The 19th century fondness for displays of 'appropriate taste' was in full evidence in a sequence of single statues spaced out along the frontage. These represented ten English painters, ten English craftsmen, six English sculptors, and six English architects. One of the last things to be completed was the inscription round the main door arch, which was adapted from Sir Joshua Reynolds: 'The excellence of every art must consist in the complete accomplishment of its purpose'.
Opening the new building
As the building neared completion, a 'Committee of Re-arrangement' looked at the question of how all the empty new galleries and courts should be filled.
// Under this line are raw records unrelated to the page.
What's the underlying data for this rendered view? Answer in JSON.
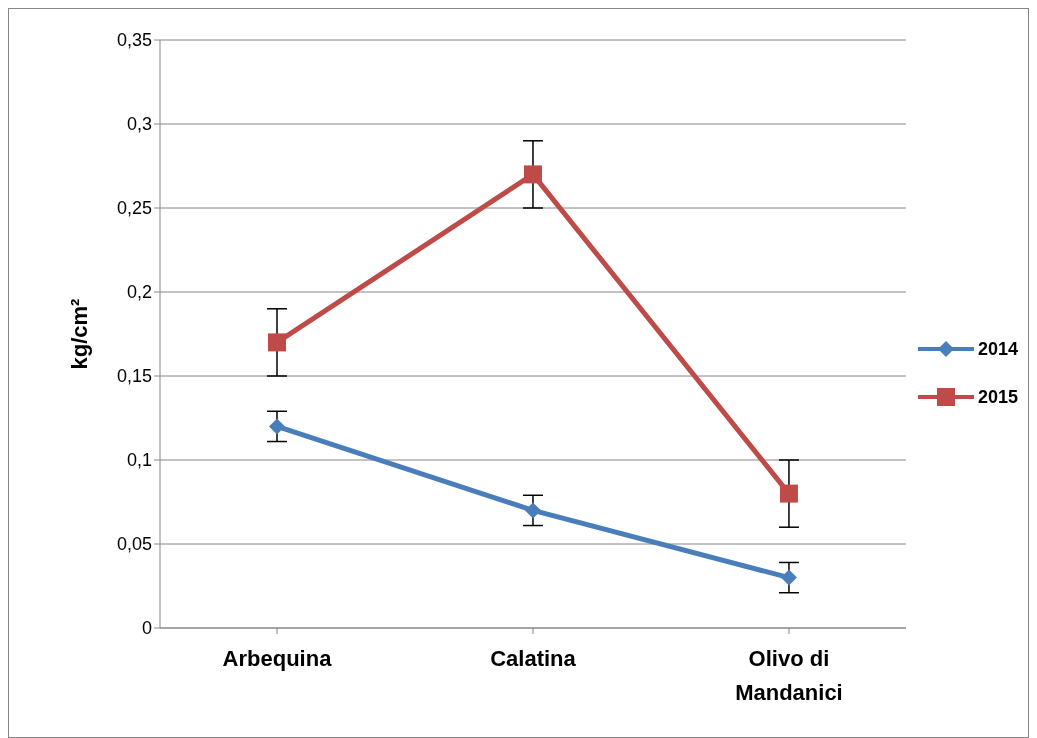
{
  "chart_data": {
    "type": "line",
    "ylabel": "kg/cm²",
    "categories": [
      "Arbequina",
      "Calatina",
      "Olivo di Mandanici"
    ],
    "series": [
      {
        "name": "2014",
        "color": "#4a7ebb",
        "values": [
          0.12,
          0.07,
          0.03
        ],
        "errors": [
          0.009,
          0.009,
          0.009
        ],
        "marker": "diamond"
      },
      {
        "name": "2015",
        "color": "#be4b48",
        "values": [
          0.17,
          0.27,
          0.08
        ],
        "errors": [
          0.02,
          0.02,
          0.02
        ],
        "marker": "square"
      }
    ],
    "ylim": [
      0,
      0.35
    ],
    "yticks": [
      {
        "value": 0,
        "label": "0"
      },
      {
        "value": 0.05,
        "label": "0,05"
      },
      {
        "value": 0.1,
        "label": "0,1"
      },
      {
        "value": 0.15,
        "label": "0,15"
      },
      {
        "value": 0.2,
        "label": "0,2"
      },
      {
        "value": 0.25,
        "label": "0,25"
      },
      {
        "value": 0.3,
        "label": "0,3"
      },
      {
        "value": 0.35,
        "label": "0,35"
      }
    ],
    "grid": "y",
    "legend": "right",
    "line_style": "solid"
  }
}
It was a chance to restate the Museum's purpose, which over the years had become increasingly uncertain. The Committee concluded that its chief aim should again be the improvement of the artistic quality of British design and production.
The work of the Committee also uncovered some worrying faults in the as yet still unopened building. There was too much gallery space in the form of courts, Webb's great North-West or Octagon Court was already a slightly redundant space, the Library blocked the connection between the eastern and western sections at the back of the Museum, and there was no direct communication between the eastern and western block of galleries on the first floor of the south front. According to the The Times, the problems were 'those of the department which failed to form a clear idea at the outset of what the functions and organisation of the Museum were to be and to instruct their architect accordingly'.
The Museum was also criticised for being too plainly decorated. Claude Phillips, Keeper of the Wallace Collection and the art critic of the Daily Telegraph, declared: 'The general impression [...] is that of some immense, finely-appointed modern hospital for the analysis and dissection of applied art rather than that of a temple of the higher delight.
Despite this negativity in some quarters, the state opening of the finished Museum on 26 June 1909 (over 50 years since work had started on the first buildings on the site) revealed the new complex to be an astonishing achievement.